É incompreensível que, em um país de dimensões continentais como o Brasil, grandes distâncias para se chegar a centros importantes do interior ainda precisem ser percorridas por estradas, grande parte delas sucateadas e algumas até mesmo intransitáveis. Já se vão 111 anos da sua invenção por Santos Dumont e pelo menos meio século desde sua popularização como meio de transporte, mas mesmo assim o avião ainda não chega a centenas de distantes cidades brasileiras por falta de aeroportos compatíveis com as normas da aviação comercial.
Na contramão do crescimento do transporte aéreo nacional nos últimos dez anos, que saltou de 47 milhões de passageiros/ano para 88 milhões, no mesmo período encolheu o número de cidades atendidas por linhas domésticas: de 180 para 122, segundo levantamento da Anac feito a pedido do jornal O Globo. E, ainda assim, 41 dessas 122 cidades (um terço, portanto) são servidas por uma única empresa aérea, ou seja, não existe concorrência.
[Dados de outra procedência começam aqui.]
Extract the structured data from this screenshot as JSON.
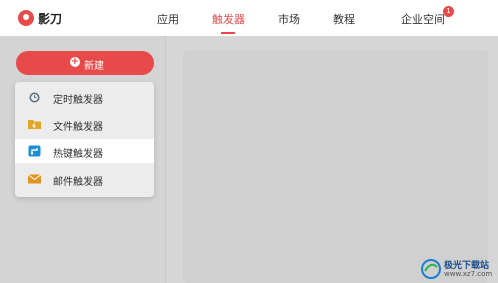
{
  "app": {
    "name": "影刀"
  },
  "nav": {
    "items": [
      {
        "label": "应用"
      },
      {
        "label": "触发器"
      },
      {
        "label": "市场"
      },
      {
        "label": "教程"
      },
      {
        "label": "企业空间"
      }
    ],
    "badge": "1"
  },
  "new_button": {
    "label": "新建"
  },
  "dropdown": {
    "items": [
      {
        "label": "定时触发器",
        "icon": "clock-icon"
      },
      {
        "label": "文件触发器",
        "icon": "folder-icon"
      },
      {
        "label": "热键触发器",
        "icon": "hotkey-icon"
      },
      {
        "label": "邮件触发器",
        "icon": "mail-icon"
      }
    ]
  },
  "watermark": {
    "text": "极光下载站",
    "sub": "www.xz7.com"
  },
  "colors": {
    "accent": "#e84a4a"
  }
}
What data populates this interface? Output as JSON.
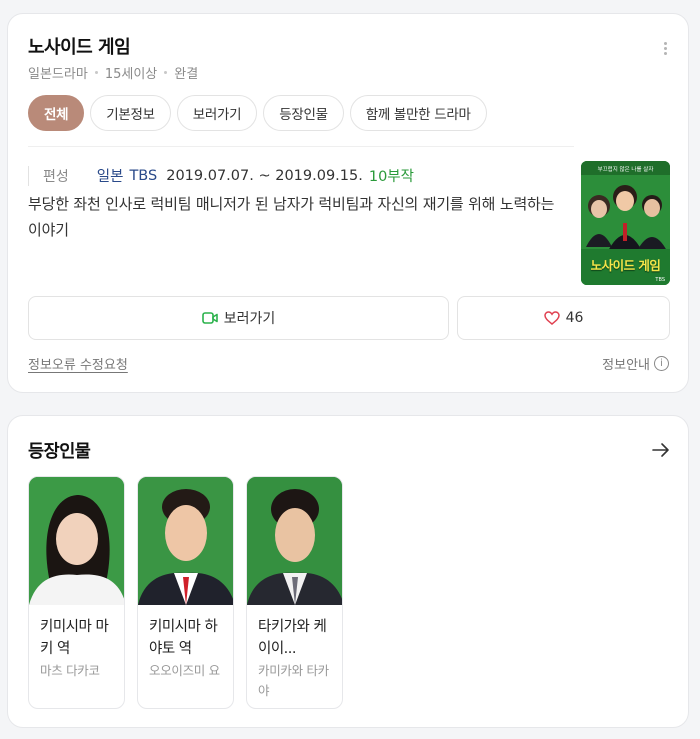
{
  "title": "노사이드 게임",
  "meta": [
    "일본드라마",
    "15세이상",
    "완결"
  ],
  "tabs": [
    "전체",
    "기본정보",
    "보러가기",
    "등장인물",
    "함께 볼만한 드라마"
  ],
  "info": {
    "label": "편성",
    "country": "일본",
    "network": "TBS",
    "dates": "2019.07.07. ~ 2019.09.15.",
    "episodes": "10부작",
    "description": "부당한 좌천 인사로 럭비팀 매니저가 된 남자가 럭비팀과 자신의 재기를 위해 노력하는 이야기"
  },
  "poster": {
    "tagline": "부끄럽지 않은 나를 살자",
    "title": "노사이드 게임",
    "network": "TBS"
  },
  "buttons": {
    "watch": "보러가기",
    "likes": "46"
  },
  "footer": {
    "report": "정보오류 수정요청",
    "guide": "정보안내",
    "guide_icon": "i"
  },
  "cast_section": {
    "title": "등장인물",
    "members": [
      {
        "role": "키미시마 마키 역",
        "actor": "마츠 다카코"
      },
      {
        "role": "키미시마 하야토 역",
        "actor": "오오이즈미 요"
      },
      {
        "role": "타키가와 케이이...",
        "actor": "카미카와 타카야"
      }
    ]
  },
  "colors": {
    "active_tab": "#b98a79",
    "episodes": "#2a9a3a",
    "link": "#2a4a8a",
    "watch_icon": "#2bb24c",
    "heart": "#e04050",
    "photo_bg": "#2f8a3c"
  }
}
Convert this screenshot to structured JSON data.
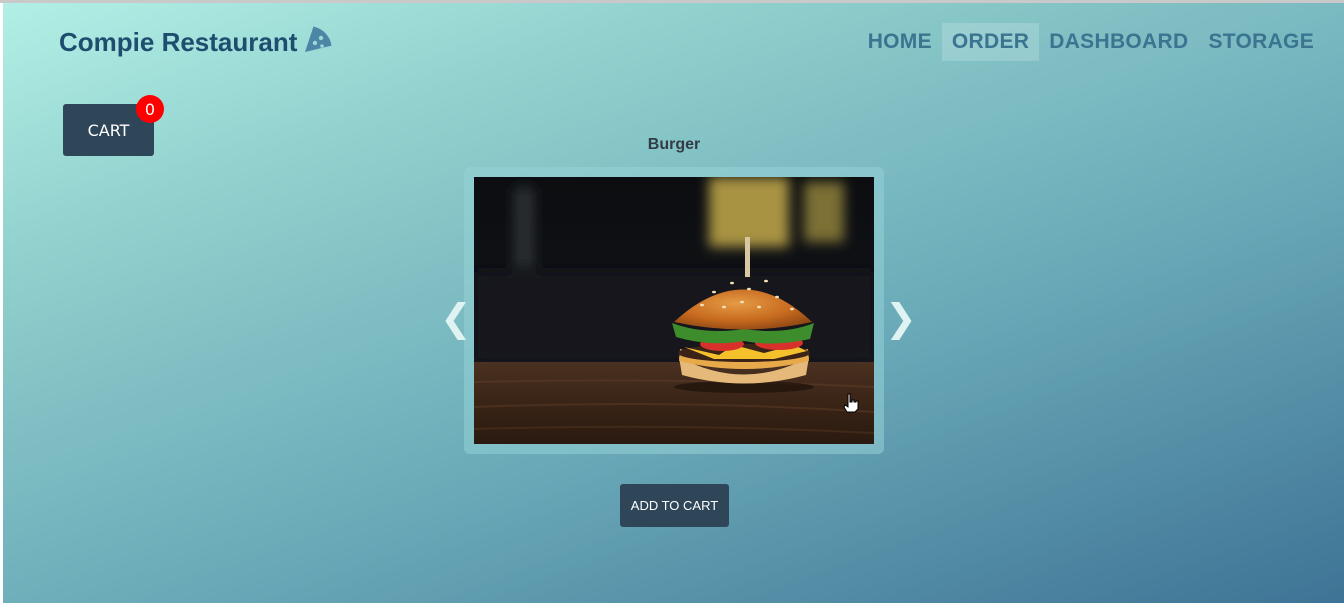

A Infraero poderia ser redesenhada para ajudar a iniciativa privada, municípios e estados a gerir aeroportos regionais
Na raiz dessa deficiência estão a precaríssima infraestrutura aeroportuária fora das grandes capitais e a ausência de incentivos para a criação de empresas menores, que possam alimentar o tráfego aéreo regional. As políticas públicas adotadas para o setor não previram incentivos necessários para atrair investimentos na aviação regional, quer sob a forma de eventuais desonerações, quer, sobretudo, para atrair parceiros privados capazes de explorar este desatendido nicho de mercado.
O governo se concentrou nos grandes aeroportos e teve sucesso ao conseguir repassar para a iniciativa privada terminais tão importantes quanto os de Guarulhos (SP), Galeão (RJ), Confins (MG), Fortaleza e Porto Alegre. E aprendeu com as iniciativas: na medida em que diminuiu a participação e influência da estatal Infraero nos empreendimentos, maior foi o interesse dos investidores em participar dos últimos e bem-sucedidos leilões. Agora, aventa-se inclusive a possibilidade de privatizar a Infraero como um todo, inclusive com seus aeroportos rentáveis.
Leia também: A Infraero em apuros (editorial de 29 de agosto de 2015)
Leia também: Protecionismo nos céus (editorial de 28 de janeiro de 2013)
O florescimento da aviação regional depende de uma aplicação correta do princípio da subsidiariedade. Do ponto de vista da infraestrutura, se os grandes aeroportos passarão para as mãos da iniciativa privada, por que ela também não poderia ser responsável pela operação de terminais menores, em polos regionais cujos aeroportos estão hoje abandonados, ou sem a estrutura necessária para atender ao tipo de aeronave empregado pelas companhias aéreas? Se não houver interesse privado, o município poderia assumir a tarefa – como, aliás, já ocorre em algumas cidades. Na incapacidade de a administração municipal manter um terminal, o governo estadual poderia vir em seu socorro, se julgar a importância de ter voos em determinada cidade; e, por sim, no caso de mesmo os estados serem incapazes de bancar a operação, a União poderia atuar. Um redesenho da Infraero, de forma a deixá-la mais distante dos grandes e rentáveis aeroportos para que priorize terminais regionais em cidades estratégicas, mas onde as esferas inferiores são incapazes de agir, poderia ajudar nesse sentido.
E, do ponto de vista da concorrência, o poder público precisa remover amarras ao empreendedorismo, permitindo o surgimento de novos players que priorizem essa malha, levando passageiros e cargas de polos regionais até as capitais ou grandes cidades, que têm maiores aeroportos, atendidos por mais companhias. Do contrário, seguiremos perdendo tempo em nossas rodovias e ferrovias, quando poderíamos estar acumulando ganhos com um transporte mais rápido e eficiente.